I was thinking of 3 new criteria for duplicate file finding. This are criteria that are a 'second pass'. So first there is a duplicate check on the normal way. After that, if results are found, a new check is done to match any of these criteria
1. Has same file type
true false no-check
2. Has a max-difference in pages of:
3. Has a max-difference in size of:
If you have this list (test same author, same title):
And Then There Were None - Agatha Christie - EPUB - 0.1MB - 180 pages
And Then There Were None - Agatha Christie - EPUB - 0.1MB - 199 pages
And Then There Were None - Agatha Christie - EPUB - 0.5MB - 180 pages
And Then There Were None - Agatha Christie - PDF - 0.1MB - 180 pages
Anna Karenina - Graf Leo Tolstoy - PDF - 0.1MB - 180 pages
Anna Karenina - Graf Leo Tolstoy - PDF - 0.2MB - 180 pages
Results would be:
Spoiler:
1. true:
And Then There Were None - Agatha Christie - EPUB - 0.1MB - 180 pages
And Then There Were None - Agatha Christie - EPUB - 0.1MB - 199 pages
And Then There Were None - Agatha Christie - EPUB - 0.5MB - 180 pages
Anna Karenina - Graf Leo Tolstoy - PDF - 0.1MB - 180 pages
Anna Karenina - Graf Leo Tolstoy - PDF - 0.2MB - 180 pages
1. false:
And Then There Were None - Agatha Christie - EPUB - 0.1MB - 180 pages
And Then There Were None - Agatha Christie - EPUB - 0.1MB - 199 pages
And Then There Were None - Agatha Christie - EPUB - 0.5MB - 180 pages
And Then There Were None - Agatha Christie - PDF - 0.1MB - 180 pages
1. no-check (all results)
2. 0
And Then There Were None - Agatha Christie - EPUB - 0.1MB - 180 pages
And Then There Were None - Agatha Christie - EPUB - 0.5MB - 180 pages
Anna Karenina - Graf Leo Tolstoy - PDF - 0.1MB - 180 pages
Anna Karenina - Graf Leo Tolstoy - PDF - 0.2MB - 180 pages
2. -1 (all results)
3. 0
And Then There Were None - Agatha Christie - EPUB - 0.1MB - 180 pages
And Then There Were None - Agatha Christie - EPUB - 0.1MB - 199 pages
And Then There Were None - Agatha Christie - PDF - 0.1MB - 180 pages
3. -1 I think you understand
The advantage would be that you could filter for example books with great page or size difference, there books are likely to be no duplicate.

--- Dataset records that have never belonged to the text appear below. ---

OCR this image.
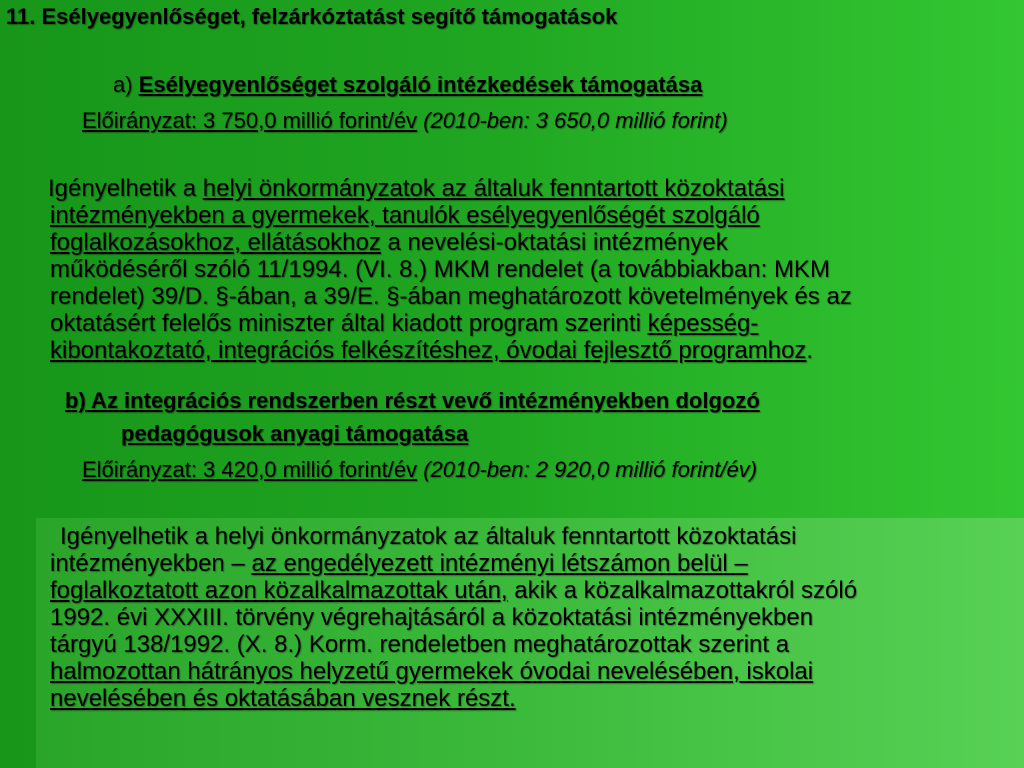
11. Esélyegyenlőséget, felzárkóztatást segítő támogatások
a) Esélyegyenlőséget szolgáló intézkedések támogatása
Előirányzat: 3 750,0 millió forint/év (2010-ben: 3 650,0 millió forint)
Igényelhetik a helyi önkormányzatok az általuk fenntartott közoktatási
intézményekben a gyermekek, tanulók esélyegyenlőségét szolgáló
foglalkozásokhoz, ellátásokhoz a nevelési-oktatási intézmények
működéséről szóló 11/1994. (VI. 8.) MKM rendelet (a továbbiakban: MKM
rendelet) 39/D. §-ában, a 39/E. §-ában meghatározott követelmények és az
oktatásért felelős miniszter által kiadott program szerinti képesség-
kibontakoztató, integrációs felkészítéshez, óvodai fejlesztő programhoz.
b) Az integrációs rendszerben részt vevő intézményekben dolgozó
pedagógusok anyagi támogatása
Előirányzat: 3 420,0 millió forint/év (2010-ben: 2 920,0 millió forint/év)
Igényelhetik a helyi önkormányzatok az általuk fenntartott közoktatási
intézményekben – az engedélyezett intézményi létszámon belül –
foglalkoztatott azon közalkalmazottak után, akik a közalkalmazottakról szóló
1992. évi XXXIII. törvény végrehajtásáról a közoktatási intézményekben
tárgyú 138/1992. (X. 8.) Korm. rendeletben meghatározottak szerint a
halmozottan hátrányos helyzetű gyermekek óvodai nevelésében, iskolai
nevelésében és oktatásában vesznek részt.
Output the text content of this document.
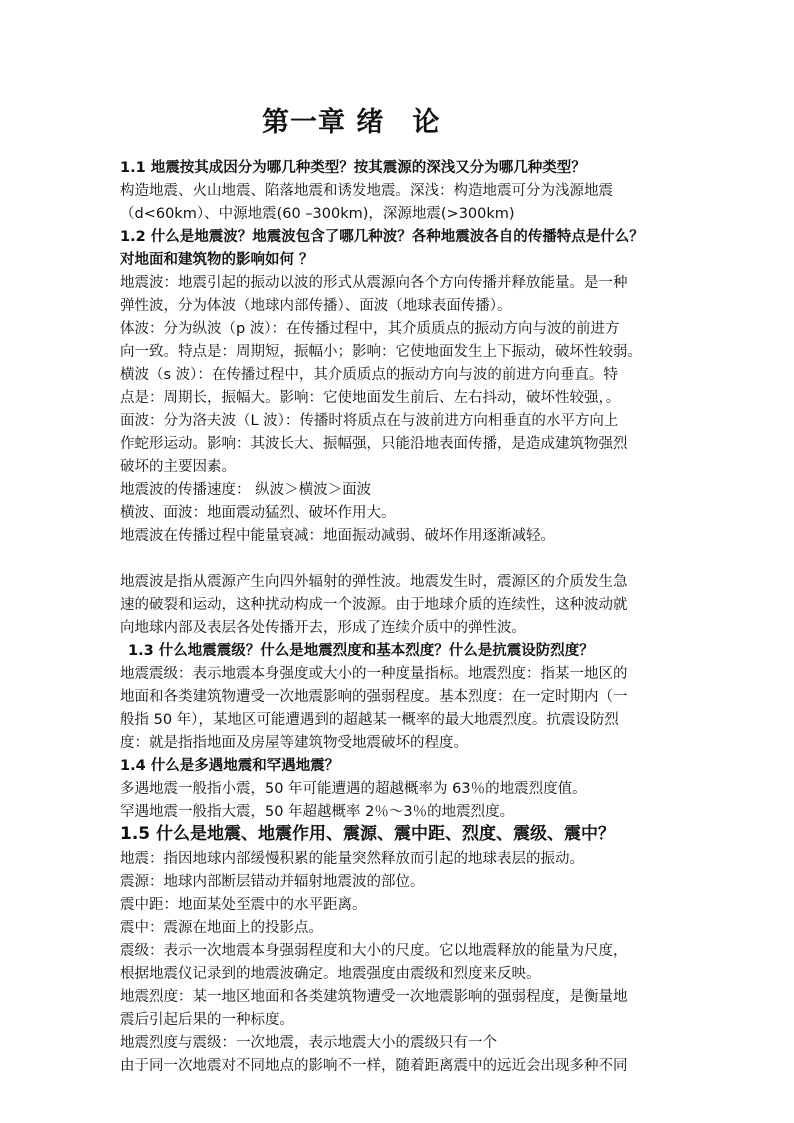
第一章 绪　论

1.1 地震按其成因分为哪几种类型？按其震源的深浅又分为哪几种类型？

构造地震、火山地震、陷落地震和诱发地震。深浅：构造地震可分为浅源地震

（d<60km）、中源地震(60 –300km)，深源地震(>300km)

1.2 什么是地震波？地震波包含了哪几种波？各种地震波各自的传播特点是什么？

对地面和建筑物的影响如何 ？

地震波：地震引起的振动以波的形式从震源向各个方向传播并释放能量。是一种

弹性波，分为体波（地球内部传播）、面波（地球表面传播）。

体波：分为纵波（p 波）：在传播过程中，其介质质点的振动方向与波的前进方

向一致。特点是：周期短，振幅小；影响：它使地面发生上下振动，破坏性较弱。

横波（s 波）：在传播过程中，其介质质点的振动方向与波的前进方向垂直。特

点是：周期长，振幅大。影响：它使地面发生前后、左右抖动，破坏性较强，。

面波：分为洛夫波（L 波）：传播时将质点在与波前进方向相垂直的水平方向上

作蛇形运动。影响：其波长大、振幅强，只能沿地表面传播，是造成建筑物强烈

破坏的主要因素。

地震波的传播速度： 纵波＞横波＞面波

横波、面波：地面震动猛烈、破坏作用大。

地震波在传播过程中能量衰减：地面振动减弱、破坏作用逐渐减轻。

地震波是指从震源产生向四外辐射的弹性波。地震发生时，震源区的介质发生急

速的破裂和运动，这种扰动构成一个波源。由于地球介质的连续性，这种波动就

向地球内部及表层各处传播开去，形成了连续介质中的弹性波。

1.3 什么地震震级？什么是地震烈度和基本烈度？什么是抗震设防烈度？

地震震级：表示地震本身强度或大小的一种度量指标。地震烈度：指某一地区的

地面和各类建筑物遭受一次地震影响的强弱程度。基本烈度：在一定时期内（一

般指 50 年），某地区可能遭遇到的超越某一概率的最大地震烈度。抗震设防烈

度：就是指指地面及房屋等建筑物受地震破坏的程度。

1.4 什么是多遇地震和罕遇地震？

多遇地震一般指小震，50 年可能遭遇的超越概率为 63％的地震烈度值。

罕遇地震一般指大震，50 年超越概率 2％～3％的地震烈度。

1.5 什么是地震、地震作用、震源、震中距、烈度、震级、震中？

地震：指因地球内部缓慢积累的能量突然释放而引起的地球表层的振动。

震源：地球内部断层错动并辐射地震波的部位。

震中距：地面某处至震中的水平距离。

震中：震源在地面上的投影点。

震级：表示一次地震本身强弱程度和大小的尺度。它以地震释放的能量为尺度，

根据地震仪记录到的地震波确定。地震强度由震级和烈度来反映。

地震烈度：某一地区地面和各类建筑物遭受一次地震影响的强弱程度，是衡量地

震后引起后果的一种标度。

地震烈度与震级：一次地震，表示地震大小的震级只有一个

由于同一次地震对不同地点的影响不一样，随着距离震中的远近会出现多种不同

Books with just 1 or 2 pages difference is more likely to be duplicate.
The advantage of option 1 would be in case you have books with different file-formats, If you should only have books with different formats in your view, it is easy to perform a merge-action on it.
All options should be optional because your current search should have to work like it does now of course.